Они спустились вниз. Заперев дверь, старик извлек что-то из мешочка, висевшего у него на поясе. В тусклом свете фонарей Готфрид увидел, что это огниво. Старик, ничего не говоря, зажег его, поднес к замочной скважине, и крошечного пламени хватило, чтобы разглядеть, что над замком, повыше на пол ладони, на железной поверхности двери вырезан знак: маленькая лилия.

***

Занятий на следующий день не было. Вернувшись домой и захватив пару университетских друзей, Готфрид отправился в кабак. Рассказывать об увиденном и услышанном накануне, о старике, о странной библиотеке ему, почему-то, не хотелось. Вообще, чем больше проходило времени, чем больше выпивалось пива, тем дальше отступало вчерашнее происшествие. Друзья засиделись за полночь, и Готфрид вернулся навеселе и в почти уже прекрасном расположении духа. А на следующее утро все это и вовсе стало казаться просто сном про сумасшедшего старика, доживающего свои дни в никому не нужной обсерватории и напридумывавшего себе со скуки невесть чего.

А жизнь Готфрида шла своим чередом. Золотистый октябрь сменился промозглым ноябрем, а тот в свой срок – зимой. Готфрид посещал занятия, изредка нанимался на случайные заработки, когда была возможность – веселился с друзьями, гостил у родственников. Но чаще всего – сидел с книжкой в своей комнатке с единственным маленьким окном и большой геранью на подоконнике. Время то ли ползло, то ли летело… Впрочем, когда как. О том случае он почти не вспоминал. Только иногда натыкался среди бумаг, в беспорядке разбросанных по столу, на свои записи, сделанные им в библиотеке. И ощущал безотчетную тревогу. Он не смог бы объяснить, что именно его беспокоило. Из омута прошедших дней всплывали неясные образы: башня, теряющаяся в ночном небе, телескоп, лавочник со странной улыбкой, фигурки из глины и янтаря… 

***

«Смотрите, сколько там лебедей и диких уток!» - кричали девушки, указывая в сторону залива. Эти двое болтали и хохотали, казалось, без роздыху. Вначале Готфриду это даже нравилось, но теперь он немного устал. И где только Ансельм их нашел? Готфрид сидел прямо на траве, презрев покрывало, которое они захватили с собой, и пил вино, глядя, как его университетский друг дурачится на потеху их белокурым спутницам. В данный момент Ансельм забавлялся совершением опустошительных набегов на прибрежные заросли камыша, где пряталось утиное семейство. Готфрид давно уже хотел пригласить на такую вот прогулку одну свою знакомую. Точнее, он не был с ней знаком, а только видел ее иногда в университете. У нее была толстая короткая коса каштановых волос, перехваченная серой лентой. Обычно она ходила одна, и на занятия, и в читальню… и вообще казалась Готфриду замкнутой и немного странной. Но все же она ему нравилась.

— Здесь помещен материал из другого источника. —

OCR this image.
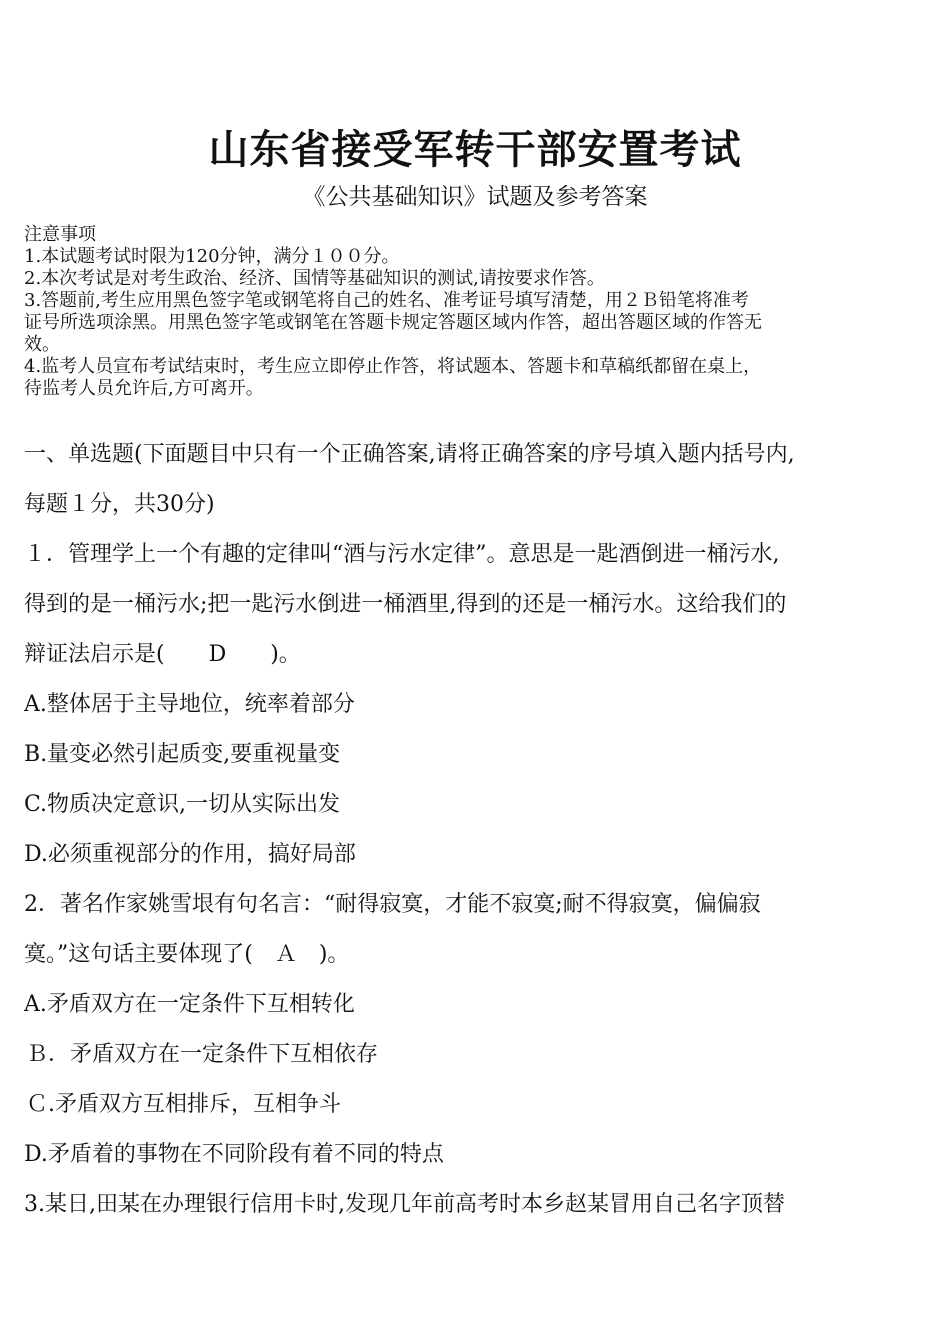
山东省接受军转干部安置考试
《公共基础知识》试题及参考答案
注意事项
1.本试题考试时限为120分钟，满分１００分。
2.本次考试是对考生政治、经济、国情等基础知识的测试,请按要求作答。
3.答题前,考生应用黑色签字笔或钢笔将自己的姓名、准考证号填写清楚，用２Ｂ铅笔将准考
证号所选项涂黑。用黑色签字笔或钢笔在答题卡规定答题区域内作答，超出答题区域的作答无
效。
4.监考人员宣布考试结束时，考生应立即停止作答，将试题本、答题卡和草稿纸都留在桌上，
待监考人员允许后,方可离开。
一、单选题(下面题目中只有一个正确答案,请将正确答案的序号填入题内括号内,
每题１分，共30分)
１．管理学上一个有趣的定律叫“酒与污水定律”。意思是一匙酒倒进一桶污水,
得到的是一桶污水;把一匙污水倒进一桶酒里,得到的还是一桶污水。这给我们的
辩证法启示是(　　D　　)。
A.整体居于主导地位，统率着部分
B.量变必然引起质变,要重视量变
C.物质决定意识,一切从实际出发
D.必须重视部分的作用，搞好局部
2．著名作家姚雪垠有句名言：“耐得寂寞，才能不寂寞;耐不得寂寞，偏偏寂
寞。”这句话主要体现了(　Ａ　)。
A.矛盾双方在一定条件下互相转化
Ｂ．矛盾双方在一定条件下互相依存
Ｃ.矛盾双方互相排斥，互相争斗
D.矛盾着的事物在不同阶段有着不同的特点
3.某日,田某在办理银行信用卡时,发现几年前高考时本乡赵某冒用自己名字顶替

Он зажмурился под апрельским солнцем. В хорошую погоду, как сейчас, можно было разглядеть противоположный берег залива, и Готфрид изучал его, пока блеск воды не начал резать ему глаза. Тогда он повернулся в противоположную сторону и стал изучать рощу. Разнолесье из берез и сосен тянулось вдоль берега довольно долго, и в одной стороне постепенно превращалось в густой лес, а в другой – в кустарник, который залив огибал болотистым краем. Никаких сел, хуторов и прочих следов человеческого присутствия, насколько хватало глаз, не было. Кроме одного. Там, на самом берегу, еще не превратившемся в этом месте в топь, стояла водонапорная башня.   
Легенда, рассказанная стариком, возникла в памяти помимо воли. Настроение как-то сразу испортилось. Сообщество глядящих на звезды, конец света… Ерунда. Это же надо наплести такого. А сбрендивший старик-сказочник если и смотрит в свой телескоп, то никому от этого нет ровно никакого проку. Вреда, впрочем, тоже…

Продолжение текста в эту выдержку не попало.